I'll tell you where it's at the repair shop.

Last week I had a teeny little mishap. It turns out that if you and your car challenge a mailbox to a game of chicken, the mailbox almost always wins.

(No exception here either, although I'm 99% sure that the mailbox somehow cheated).

See, I was just driving along, minding my own business, when I happened to glance down and see that my new stereo wasn't scrolling the name of the song that was playing like it was supposed to. And since I've only had this stereo for a week, I knew that it was obviously testing its boundaries to see exactly how far it could push me and get away with it, and NOT immediately taking it to task by punching a bunch of random buttons would undermine its respect for me. (I know, I know, it was a totally stupid reason to take my eyes off the road and fiddle with the radio, but I've fiddled with it a bazillion times before without incident).

(Plus, I totally wasn't aware that a mailbox was gunning for me at the time).

(And believe me, had I known it was going to happen, I would have come up with a better reason, like I was swerving to avoid a family of baby ducks or something. At least that way busting up the front of my car would have been a noble sacrifice instead of just a boneheaded lapse in focus).

Anyway, while I was taking my eyes off the road for just .00001 milliseconds, the evil conniving mailbox saw its chance and positively LEAPED (LEAPED I tell you!) into the street and positioned itself directly into my path. Of course, as soon as I glanced back up and saw it there, my lighting-quick reflexes swerved to avoid it, but alas, it was not enough, and I gently clipped, nay, barely caressed the mailbox with just the slightest whisper of contact.

Which isn't to say that the mailbox didn't throw itself down in a blatant display of overacting, rolling around on the ground and holding its leg.*

And sadly, my car totally bought the act, because it immediately crumpled the front fender, headlight, and side quarter panel in a show of contrition.** The good news, I guess, is that no one else (meaning me or the mailbox, the rotten faker) was hurt. Only the car suffered any damage. Nevertheless, I left a note on the mailbox owner's door explaining what happened and to call me if the mailbox discovered any lingering injury that wasn't immediately apparent at the time of the accident.

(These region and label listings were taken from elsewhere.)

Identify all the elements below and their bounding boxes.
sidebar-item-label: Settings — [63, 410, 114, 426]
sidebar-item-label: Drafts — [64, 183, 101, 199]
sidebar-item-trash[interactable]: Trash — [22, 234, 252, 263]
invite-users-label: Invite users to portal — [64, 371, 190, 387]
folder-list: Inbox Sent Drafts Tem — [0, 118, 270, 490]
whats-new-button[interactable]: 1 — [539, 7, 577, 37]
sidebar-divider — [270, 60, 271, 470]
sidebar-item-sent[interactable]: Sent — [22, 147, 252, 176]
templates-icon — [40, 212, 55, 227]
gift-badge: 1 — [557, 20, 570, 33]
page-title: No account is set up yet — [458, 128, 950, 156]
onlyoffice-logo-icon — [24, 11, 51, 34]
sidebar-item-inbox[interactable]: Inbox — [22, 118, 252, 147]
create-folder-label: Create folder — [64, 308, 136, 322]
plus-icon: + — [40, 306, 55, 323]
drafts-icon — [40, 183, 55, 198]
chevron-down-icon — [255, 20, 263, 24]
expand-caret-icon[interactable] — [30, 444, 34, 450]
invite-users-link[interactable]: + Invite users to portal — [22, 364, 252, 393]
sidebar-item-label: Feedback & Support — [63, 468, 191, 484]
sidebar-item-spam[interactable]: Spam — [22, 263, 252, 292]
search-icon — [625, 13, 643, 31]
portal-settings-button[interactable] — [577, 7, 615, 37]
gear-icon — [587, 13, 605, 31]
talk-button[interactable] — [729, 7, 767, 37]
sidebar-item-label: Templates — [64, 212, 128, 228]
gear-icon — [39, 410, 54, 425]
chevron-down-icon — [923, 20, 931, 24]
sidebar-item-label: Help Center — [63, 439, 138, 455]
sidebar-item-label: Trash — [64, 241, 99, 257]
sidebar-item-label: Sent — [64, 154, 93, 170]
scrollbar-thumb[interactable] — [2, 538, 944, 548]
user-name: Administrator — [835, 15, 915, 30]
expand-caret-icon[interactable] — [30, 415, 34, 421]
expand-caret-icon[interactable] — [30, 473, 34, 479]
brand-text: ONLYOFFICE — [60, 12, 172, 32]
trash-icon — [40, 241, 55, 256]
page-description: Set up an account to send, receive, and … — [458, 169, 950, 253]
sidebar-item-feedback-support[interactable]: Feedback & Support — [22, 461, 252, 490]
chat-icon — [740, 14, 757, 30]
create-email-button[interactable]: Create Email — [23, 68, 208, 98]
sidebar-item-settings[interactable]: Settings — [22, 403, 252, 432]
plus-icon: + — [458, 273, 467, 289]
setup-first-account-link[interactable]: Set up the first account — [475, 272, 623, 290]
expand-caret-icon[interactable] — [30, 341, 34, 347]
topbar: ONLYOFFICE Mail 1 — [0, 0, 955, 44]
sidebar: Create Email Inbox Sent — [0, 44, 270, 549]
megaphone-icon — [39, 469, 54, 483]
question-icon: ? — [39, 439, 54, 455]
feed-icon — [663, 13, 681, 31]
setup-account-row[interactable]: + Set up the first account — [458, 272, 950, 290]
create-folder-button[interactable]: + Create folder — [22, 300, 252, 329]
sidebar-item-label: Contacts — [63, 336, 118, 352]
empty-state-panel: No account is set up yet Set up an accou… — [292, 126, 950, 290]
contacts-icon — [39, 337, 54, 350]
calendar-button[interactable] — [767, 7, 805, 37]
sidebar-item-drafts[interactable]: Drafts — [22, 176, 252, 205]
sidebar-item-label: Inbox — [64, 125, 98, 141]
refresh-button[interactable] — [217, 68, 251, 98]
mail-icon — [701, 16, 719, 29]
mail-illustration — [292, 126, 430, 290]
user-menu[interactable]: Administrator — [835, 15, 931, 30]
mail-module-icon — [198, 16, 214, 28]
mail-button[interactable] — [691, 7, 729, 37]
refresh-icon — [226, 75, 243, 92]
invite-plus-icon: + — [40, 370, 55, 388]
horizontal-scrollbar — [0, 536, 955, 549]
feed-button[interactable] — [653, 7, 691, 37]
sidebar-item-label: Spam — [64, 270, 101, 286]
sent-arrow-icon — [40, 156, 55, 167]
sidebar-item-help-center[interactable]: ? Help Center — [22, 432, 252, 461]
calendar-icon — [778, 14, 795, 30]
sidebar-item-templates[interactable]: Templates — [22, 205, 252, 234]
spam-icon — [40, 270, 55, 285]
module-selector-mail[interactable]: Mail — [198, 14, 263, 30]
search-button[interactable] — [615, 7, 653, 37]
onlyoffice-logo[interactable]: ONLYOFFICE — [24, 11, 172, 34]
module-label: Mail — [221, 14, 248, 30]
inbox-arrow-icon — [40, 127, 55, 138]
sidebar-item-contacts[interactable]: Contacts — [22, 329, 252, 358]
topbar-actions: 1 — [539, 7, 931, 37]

So far, no one has called, and a subtle canvas of the area shows that the mailbox is back to its vertical position with nary a scratch.

Meanwhile, I have $2000.00 worth of damage to my car***, an insurance agent who thinks that I'm a complete and total moron, and no transportation for the week while it gets repaired. (Our policy covers rental cars, but Tony didn't think we needed one, seeing how I just sit at home all day, blogging about the stupid things I do on the computer. Plus I think it's his way of punishing me for being, you know, a complete and total moron).

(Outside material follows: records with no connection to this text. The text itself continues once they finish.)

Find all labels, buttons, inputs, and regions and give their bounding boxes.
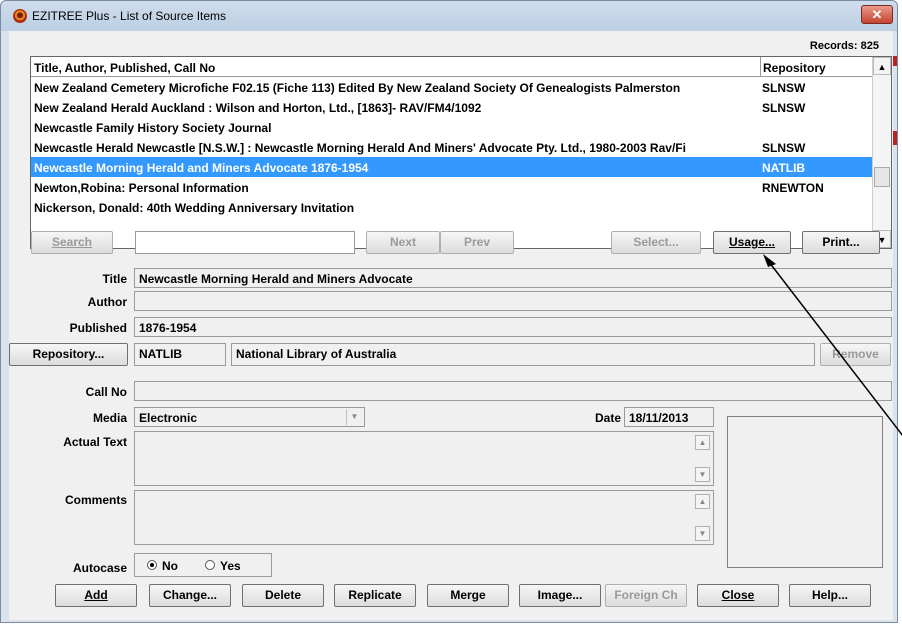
annotation-arrow-line — [768, 261, 902, 436]
annotation-arrow — [763, 254, 902, 436]
source-items-window: EZITREE Plus - List of Source Items ✕ Re… — [0, 0, 902, 623]
annotation-arrow-head — [763, 254, 776, 267]
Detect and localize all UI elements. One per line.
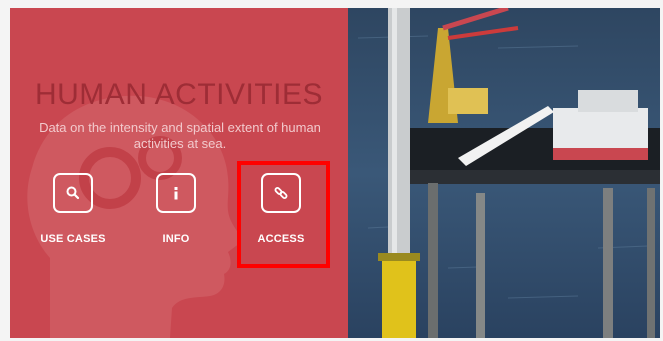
info-icon-box[interactable] xyxy=(156,173,196,213)
human-activities-card: HUMAN ACTIVITIES Data on the intensity a… xyxy=(10,8,660,338)
use-cases-icon-box[interactable] xyxy=(53,173,93,213)
offshore-scene-image xyxy=(348,8,660,338)
info-icon xyxy=(174,187,178,200)
page-subtitle: Data on the intensity and spatial extent… xyxy=(39,120,321,151)
page-title: HUMAN ACTIVITIES xyxy=(34,78,324,111)
info-button[interactable]: INFO xyxy=(131,173,221,245)
search-icon xyxy=(66,186,80,200)
access-highlight-box xyxy=(237,161,330,268)
info-panel: HUMAN ACTIVITIES Data on the intensity a… xyxy=(10,8,348,338)
use-cases-label: USE CASES xyxy=(40,233,106,245)
info-label: INFO xyxy=(162,233,190,245)
offshore-platform-photo xyxy=(348,8,660,338)
use-cases-button[interactable]: USE CASES xyxy=(28,173,118,245)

This could turn out to be a really long week.

*What is this, the World Cup?
**Because obviously my car is made out of wet tissue paper. I mean, c'mon! You look at it funny and the thing crumples! What happened to the good old days where they made cars like steel tanks? I hate you Chrysler.
*** Seriously? Two grand for wet tissue? I'm so in the wrong business.


Anonymous said...

I would sure like to know what kind of mailbox that was. Mine just got torn into pieces in a hit-and-run. At least you left a note.

Quirky said...

The mailbox in question was one of those plastic green ones where the sleeve goes over the 4x4 and it has a plastic head that locks into place on top. $50 at Walmart, but like Rubbermade, it bounced right back. Which is more than I can say for my headlight.

Sorry to hear about your mailbox. But I can personally attest that plastic green ones take a lickin' and keep on tickin'.